Despite their nominal characterization, the individual and corporate income tax systems already possess a number of features that exempt some capital income from taxation. In effect, those features render the current system a hybrid—a mix of treatments that fully taxes some capital income while fully or partially exempting the rest. The system’s hybrid nature and recurring interest in changing it lead to questions about the degree to which capital income is actually taxed under the present federal income tax system and the extent to which various alternative steps—such as providing for tax-exempt savings accounts or permitting the expensing of capital purchases—would move the system entirely away from the taxation of capital income.
In addition to analyzing the level of taxation currently applied to capital income, CBO considered the composition of capital income taxes: how uniformly capital is taxed under the present system and how potential steps toward eliminating the tax on capital income would affect that uniformity. A lack of uniformity can signal the potential for distortion in economic decisions.
The analysis detailed in this study informs those issues by computing effective tax rates for a broad range of investments in tangible capital. CBO’s findings are summarized below:
- Under a tax regime that assumes the indefinite extension of provisions in place in 2008 (the base case), the overall effective tax rate on income from capital is 13.8 percent, about midway between the zero percent tax rate under a consumption tax or a wage tax and the average statutory marginal rate in the current income tax (approximately 27 percent for noncorporate business income).

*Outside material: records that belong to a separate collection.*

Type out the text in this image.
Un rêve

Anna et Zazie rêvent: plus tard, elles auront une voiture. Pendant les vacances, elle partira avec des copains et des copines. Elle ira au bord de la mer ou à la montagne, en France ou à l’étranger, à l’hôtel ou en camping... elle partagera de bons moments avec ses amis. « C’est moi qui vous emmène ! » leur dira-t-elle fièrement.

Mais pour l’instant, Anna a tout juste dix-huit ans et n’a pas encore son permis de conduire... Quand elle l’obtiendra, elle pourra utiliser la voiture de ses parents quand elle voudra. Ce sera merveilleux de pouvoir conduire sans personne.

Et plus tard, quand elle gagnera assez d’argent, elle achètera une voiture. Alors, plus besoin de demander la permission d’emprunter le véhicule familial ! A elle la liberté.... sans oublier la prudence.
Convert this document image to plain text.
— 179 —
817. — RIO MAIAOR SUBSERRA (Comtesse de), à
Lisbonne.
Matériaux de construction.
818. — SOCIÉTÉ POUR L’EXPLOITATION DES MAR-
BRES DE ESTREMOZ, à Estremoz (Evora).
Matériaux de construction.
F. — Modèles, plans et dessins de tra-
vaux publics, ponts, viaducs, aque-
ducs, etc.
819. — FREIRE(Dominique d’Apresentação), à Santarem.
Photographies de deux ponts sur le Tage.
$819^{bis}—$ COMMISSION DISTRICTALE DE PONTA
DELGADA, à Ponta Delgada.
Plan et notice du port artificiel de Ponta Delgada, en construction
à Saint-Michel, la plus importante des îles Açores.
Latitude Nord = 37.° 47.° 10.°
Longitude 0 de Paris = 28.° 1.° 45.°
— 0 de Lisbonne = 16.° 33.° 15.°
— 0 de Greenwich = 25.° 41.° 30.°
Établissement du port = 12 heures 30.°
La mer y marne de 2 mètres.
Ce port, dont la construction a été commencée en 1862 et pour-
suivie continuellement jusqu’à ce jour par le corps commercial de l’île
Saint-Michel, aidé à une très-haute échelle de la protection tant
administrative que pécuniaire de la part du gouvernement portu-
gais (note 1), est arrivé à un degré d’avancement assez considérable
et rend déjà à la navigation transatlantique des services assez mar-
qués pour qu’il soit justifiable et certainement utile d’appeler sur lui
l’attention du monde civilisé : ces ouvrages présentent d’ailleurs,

- Effective tax rates on capital income under the base case are highly uneven. For instance, whereas the effective tax rate on debt-financed corporate investment is -6.4 percent, it is 36.1 percent on equity- financed corporate investment. Using typical mixes of debt and equity financing, the effective tax rate on corporate investment is 5.7 percentage points higher than that on noncorporate investment, and the rate on tenant-occupied housing is 23.3 percentage points higher than that on owner-occupied housing. Effective tax rates also differ significantly across different asset types.
- Eliminating individual-level taxes on capital income and allowing businesses to expense new investments would produce an effective tax rate of -15.1 percent because of the continued deductibility of interest by businesses and homeowners. Thus, instead of taxing the return on capital investment, the tax system would, on balance, subsidize it.
- The above combination would also alter the unevenness of capital taxation. Not taxing capital income at the individual level would reduce the difference in tax rates that exists between corporate and noncorporate investment but would increase the difference between equity-financed and debt-financed corporate investment and between tenant-occupied and owner-occupied housing. Furthermore, adding the full expensing of the acquisition cost of capital assets would significantly increase the difference in rates between equity-financed and debt-financed corporate investments, although it would eliminate the variance across asset types.
- Eliminating the deduction for interest expenses in tandem with the above combination would set effective tax rates on all capital income to zero and achieve complete uniformity.